Source: UC Berkeley Electronic Theses and Dissertations
ABSTRACT
This dissertation is an ethnographic study of the Muslim Uyghur ethnic minority in the Xinjiang Uyghur Autonomous Region in northwestern China. I explore how the narratives of the women I study reflect historical conditions, as well as shape their political, ethical and cultural engagement in the present. In dozens of interviews and over a year of participant observation, a persistent theme emerged: being one who is japakesh, one who perseveres through difficulty and suffers with a moral purpose. Given the shifting demands of an environment marked by rapid change and development, being japakesh entails different sacrifices and challenges for each generation.

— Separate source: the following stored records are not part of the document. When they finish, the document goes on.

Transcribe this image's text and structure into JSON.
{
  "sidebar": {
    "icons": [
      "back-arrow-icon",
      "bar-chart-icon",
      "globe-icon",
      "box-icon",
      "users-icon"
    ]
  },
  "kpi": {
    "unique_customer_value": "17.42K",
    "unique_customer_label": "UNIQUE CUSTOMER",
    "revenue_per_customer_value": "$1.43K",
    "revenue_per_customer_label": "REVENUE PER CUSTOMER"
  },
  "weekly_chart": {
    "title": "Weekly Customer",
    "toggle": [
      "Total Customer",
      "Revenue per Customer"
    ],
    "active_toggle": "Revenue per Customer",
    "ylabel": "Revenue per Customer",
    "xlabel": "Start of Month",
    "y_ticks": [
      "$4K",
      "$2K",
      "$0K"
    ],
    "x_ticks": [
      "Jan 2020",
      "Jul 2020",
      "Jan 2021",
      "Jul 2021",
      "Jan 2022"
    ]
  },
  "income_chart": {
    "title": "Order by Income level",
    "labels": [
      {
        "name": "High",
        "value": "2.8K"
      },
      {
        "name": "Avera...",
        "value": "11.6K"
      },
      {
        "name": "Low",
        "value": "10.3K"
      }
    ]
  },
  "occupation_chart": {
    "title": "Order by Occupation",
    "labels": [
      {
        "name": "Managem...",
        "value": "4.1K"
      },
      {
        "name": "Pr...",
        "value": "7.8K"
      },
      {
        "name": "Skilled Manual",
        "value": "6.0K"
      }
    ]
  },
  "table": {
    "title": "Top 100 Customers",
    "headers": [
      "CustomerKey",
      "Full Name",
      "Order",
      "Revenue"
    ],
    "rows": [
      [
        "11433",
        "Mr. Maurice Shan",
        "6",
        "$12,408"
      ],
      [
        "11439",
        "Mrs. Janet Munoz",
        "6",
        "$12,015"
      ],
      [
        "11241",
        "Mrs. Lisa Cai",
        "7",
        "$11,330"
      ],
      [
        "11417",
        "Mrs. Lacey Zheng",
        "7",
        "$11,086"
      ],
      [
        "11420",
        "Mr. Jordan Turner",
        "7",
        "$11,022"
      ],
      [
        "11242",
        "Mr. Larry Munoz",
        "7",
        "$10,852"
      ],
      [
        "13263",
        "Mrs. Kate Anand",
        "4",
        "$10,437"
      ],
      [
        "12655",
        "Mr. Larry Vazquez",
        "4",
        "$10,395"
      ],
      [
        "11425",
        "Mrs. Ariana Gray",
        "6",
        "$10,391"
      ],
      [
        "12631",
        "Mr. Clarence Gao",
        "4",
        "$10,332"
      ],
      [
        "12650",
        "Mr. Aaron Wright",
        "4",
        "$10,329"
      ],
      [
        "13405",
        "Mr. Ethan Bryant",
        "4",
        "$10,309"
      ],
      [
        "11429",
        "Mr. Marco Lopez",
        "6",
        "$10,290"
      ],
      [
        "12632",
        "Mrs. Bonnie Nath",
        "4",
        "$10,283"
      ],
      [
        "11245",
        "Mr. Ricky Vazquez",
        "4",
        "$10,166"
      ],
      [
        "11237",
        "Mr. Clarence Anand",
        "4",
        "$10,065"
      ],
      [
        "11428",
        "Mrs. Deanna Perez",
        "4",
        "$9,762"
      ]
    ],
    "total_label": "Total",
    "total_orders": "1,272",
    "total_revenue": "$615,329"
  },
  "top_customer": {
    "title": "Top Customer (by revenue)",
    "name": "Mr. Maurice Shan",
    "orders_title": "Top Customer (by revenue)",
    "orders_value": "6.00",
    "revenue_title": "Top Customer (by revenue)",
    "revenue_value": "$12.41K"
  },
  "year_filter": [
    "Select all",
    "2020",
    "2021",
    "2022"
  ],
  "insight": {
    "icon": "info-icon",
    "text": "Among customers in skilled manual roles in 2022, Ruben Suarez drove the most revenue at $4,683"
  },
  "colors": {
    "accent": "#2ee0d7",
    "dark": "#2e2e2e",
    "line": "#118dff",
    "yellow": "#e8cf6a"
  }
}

Even as the women share a concern with how to live a good life as a Muslim Uyghur woman in Xinjiang today, this project takes on a form and character particular to their historical experiences. In weaving together the gendered stories of those who came of age during different periods of China’s development (socialist, reform and post-reform), I illuminate the contours and ambivalences of generational narratives, in particular vis-a-vis the rising dominance of ‘middle class’ dreams. The stories that women shared with me, and that I contextualize and retell in this
dissertation, convey a sense of how life is conceived of, and therefore how life is lived, in contemporary Xinjiang.